Function foci, implements the variable selection algorithm Feature Ordering by Conditional Independence algorithm introduced in the paper A Simple Measure Of Conditional Dependence. It produces an ordering of the predictors according to their predictive power. This ordering is used for variable selection without putting any assumption on the distribution of the data or assuming any particular underlying model. The simplicity of the estimation of the conditional dependence coefficient makes it an efficient method for variable ordering and variable selection that can be used for high dimensional settings.

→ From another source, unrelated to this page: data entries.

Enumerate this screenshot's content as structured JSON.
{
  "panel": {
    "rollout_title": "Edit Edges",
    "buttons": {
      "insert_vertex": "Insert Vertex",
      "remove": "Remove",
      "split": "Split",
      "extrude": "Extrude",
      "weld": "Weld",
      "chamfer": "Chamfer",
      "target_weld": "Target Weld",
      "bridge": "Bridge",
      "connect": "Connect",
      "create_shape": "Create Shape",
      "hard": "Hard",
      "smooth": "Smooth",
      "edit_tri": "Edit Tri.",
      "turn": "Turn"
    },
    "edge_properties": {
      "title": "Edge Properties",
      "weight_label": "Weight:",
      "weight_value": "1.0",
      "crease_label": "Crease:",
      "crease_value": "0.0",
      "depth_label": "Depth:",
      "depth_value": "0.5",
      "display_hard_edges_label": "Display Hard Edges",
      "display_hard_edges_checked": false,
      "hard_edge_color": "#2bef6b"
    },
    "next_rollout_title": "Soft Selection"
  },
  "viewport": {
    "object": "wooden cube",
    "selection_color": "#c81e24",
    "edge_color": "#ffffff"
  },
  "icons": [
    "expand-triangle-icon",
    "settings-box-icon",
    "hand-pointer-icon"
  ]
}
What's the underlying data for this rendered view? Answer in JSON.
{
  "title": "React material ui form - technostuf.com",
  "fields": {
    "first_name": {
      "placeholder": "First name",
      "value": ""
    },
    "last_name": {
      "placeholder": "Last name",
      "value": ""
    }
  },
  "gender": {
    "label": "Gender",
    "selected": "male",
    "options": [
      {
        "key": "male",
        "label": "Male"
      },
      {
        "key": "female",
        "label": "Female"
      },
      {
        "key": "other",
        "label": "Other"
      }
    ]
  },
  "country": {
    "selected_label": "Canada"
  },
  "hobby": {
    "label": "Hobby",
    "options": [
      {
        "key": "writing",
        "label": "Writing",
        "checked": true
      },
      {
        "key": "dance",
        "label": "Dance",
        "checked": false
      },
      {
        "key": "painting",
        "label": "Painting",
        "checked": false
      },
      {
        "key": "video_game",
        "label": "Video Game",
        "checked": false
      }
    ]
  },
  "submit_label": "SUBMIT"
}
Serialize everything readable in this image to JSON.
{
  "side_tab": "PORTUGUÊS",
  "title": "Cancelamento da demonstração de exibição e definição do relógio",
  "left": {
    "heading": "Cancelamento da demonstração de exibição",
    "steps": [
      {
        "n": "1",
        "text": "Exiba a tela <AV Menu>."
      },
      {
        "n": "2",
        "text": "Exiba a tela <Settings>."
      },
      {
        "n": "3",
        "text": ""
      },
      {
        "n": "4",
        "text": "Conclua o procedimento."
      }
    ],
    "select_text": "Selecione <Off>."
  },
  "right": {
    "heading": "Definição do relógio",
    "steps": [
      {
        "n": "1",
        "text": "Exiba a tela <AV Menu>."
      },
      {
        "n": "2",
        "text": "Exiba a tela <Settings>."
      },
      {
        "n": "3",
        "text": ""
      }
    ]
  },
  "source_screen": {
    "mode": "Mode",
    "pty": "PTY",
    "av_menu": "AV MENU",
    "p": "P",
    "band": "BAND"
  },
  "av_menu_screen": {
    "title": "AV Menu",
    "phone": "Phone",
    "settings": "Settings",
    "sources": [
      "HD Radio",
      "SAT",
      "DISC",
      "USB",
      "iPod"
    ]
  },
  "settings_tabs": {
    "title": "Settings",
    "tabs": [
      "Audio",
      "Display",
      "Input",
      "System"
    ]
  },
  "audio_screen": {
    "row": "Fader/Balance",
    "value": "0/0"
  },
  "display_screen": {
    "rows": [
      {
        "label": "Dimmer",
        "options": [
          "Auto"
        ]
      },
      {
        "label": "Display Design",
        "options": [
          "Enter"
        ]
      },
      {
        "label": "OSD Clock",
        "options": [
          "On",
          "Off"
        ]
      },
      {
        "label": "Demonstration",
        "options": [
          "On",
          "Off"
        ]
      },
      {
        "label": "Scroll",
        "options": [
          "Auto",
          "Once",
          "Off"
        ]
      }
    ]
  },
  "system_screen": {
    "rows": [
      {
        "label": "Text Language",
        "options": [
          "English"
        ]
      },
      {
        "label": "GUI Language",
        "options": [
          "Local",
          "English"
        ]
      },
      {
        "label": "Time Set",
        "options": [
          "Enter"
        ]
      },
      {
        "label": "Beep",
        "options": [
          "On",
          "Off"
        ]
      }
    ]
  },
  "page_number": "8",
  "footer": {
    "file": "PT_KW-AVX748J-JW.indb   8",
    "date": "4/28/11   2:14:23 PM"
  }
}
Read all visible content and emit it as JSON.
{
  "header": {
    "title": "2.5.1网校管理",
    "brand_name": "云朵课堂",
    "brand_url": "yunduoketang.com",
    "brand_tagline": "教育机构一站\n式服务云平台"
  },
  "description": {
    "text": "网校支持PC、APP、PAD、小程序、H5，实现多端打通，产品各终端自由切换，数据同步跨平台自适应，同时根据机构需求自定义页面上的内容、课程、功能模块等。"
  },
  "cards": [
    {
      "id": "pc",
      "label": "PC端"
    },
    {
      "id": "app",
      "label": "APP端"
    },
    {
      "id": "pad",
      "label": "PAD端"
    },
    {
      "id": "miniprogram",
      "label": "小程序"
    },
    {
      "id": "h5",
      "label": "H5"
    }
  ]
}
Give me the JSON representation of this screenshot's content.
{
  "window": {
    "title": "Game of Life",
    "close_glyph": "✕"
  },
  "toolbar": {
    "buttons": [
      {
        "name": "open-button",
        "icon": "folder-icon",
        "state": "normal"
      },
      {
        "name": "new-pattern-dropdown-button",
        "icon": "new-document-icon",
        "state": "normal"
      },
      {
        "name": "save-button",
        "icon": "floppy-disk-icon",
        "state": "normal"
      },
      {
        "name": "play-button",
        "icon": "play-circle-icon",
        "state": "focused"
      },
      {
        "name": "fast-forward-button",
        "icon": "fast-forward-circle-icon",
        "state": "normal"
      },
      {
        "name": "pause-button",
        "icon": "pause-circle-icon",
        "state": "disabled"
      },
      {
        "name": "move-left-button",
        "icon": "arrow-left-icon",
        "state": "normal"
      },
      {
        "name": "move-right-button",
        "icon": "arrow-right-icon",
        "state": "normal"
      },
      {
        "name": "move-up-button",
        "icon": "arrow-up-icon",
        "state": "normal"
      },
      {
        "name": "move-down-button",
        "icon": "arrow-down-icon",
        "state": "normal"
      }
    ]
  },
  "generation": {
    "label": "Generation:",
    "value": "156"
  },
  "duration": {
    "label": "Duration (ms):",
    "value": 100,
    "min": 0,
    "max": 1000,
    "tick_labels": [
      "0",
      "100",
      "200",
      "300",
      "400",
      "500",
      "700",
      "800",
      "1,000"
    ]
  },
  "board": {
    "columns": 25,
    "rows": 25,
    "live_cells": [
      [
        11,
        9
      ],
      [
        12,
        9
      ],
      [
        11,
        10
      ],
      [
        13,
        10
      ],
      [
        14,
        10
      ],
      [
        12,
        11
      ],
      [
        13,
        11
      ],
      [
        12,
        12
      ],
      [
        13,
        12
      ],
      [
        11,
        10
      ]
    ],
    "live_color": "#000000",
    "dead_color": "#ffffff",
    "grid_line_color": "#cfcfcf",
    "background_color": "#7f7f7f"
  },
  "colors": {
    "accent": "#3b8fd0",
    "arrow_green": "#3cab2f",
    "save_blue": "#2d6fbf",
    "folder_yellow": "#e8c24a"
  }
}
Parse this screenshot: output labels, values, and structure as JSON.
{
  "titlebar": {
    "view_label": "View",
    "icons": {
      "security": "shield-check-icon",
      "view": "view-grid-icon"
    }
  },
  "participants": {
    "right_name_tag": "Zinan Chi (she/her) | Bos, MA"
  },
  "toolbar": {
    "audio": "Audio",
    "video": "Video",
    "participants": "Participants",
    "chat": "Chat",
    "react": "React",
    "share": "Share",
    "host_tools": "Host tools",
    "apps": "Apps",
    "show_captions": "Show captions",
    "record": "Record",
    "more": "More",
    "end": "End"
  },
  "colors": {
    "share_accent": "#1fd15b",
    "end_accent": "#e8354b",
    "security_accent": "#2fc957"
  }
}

In the following example, \(Y\) is a function of the first four columns of \(X\) in a complex way.
n = 2000
p = 100
X = matrix(rnorm(n * p), ncol = p)
colnames(X) = paste0(rep("X", p), seq(1, p))
Y = X[, 1] * X[, 2] + sin(X[, 1] * X[, 3]) + X[, 4]^2
result1 = foci(Y, X, numCores = 1)
result1
#> $selectedVar
#>    index names
#> 1:     4    X4
#> 2:     1    X1
#> 3:     2    X2
#> 4:     3    X3
#> 
#> $stepT
#> [1] 0.3290468 0.3732953 0.6273279 0.7596504
#> 
#> attr(,"class")
#> [1] "foci"In the previous example, using the default values of input variables stop and num_feature we let the function stop according to the foci algorithm’s stopping rule. The user can decide to stop after picking how many variables they want to. In this example, the user decides to stop the process after seeing exactly 5 selected variables.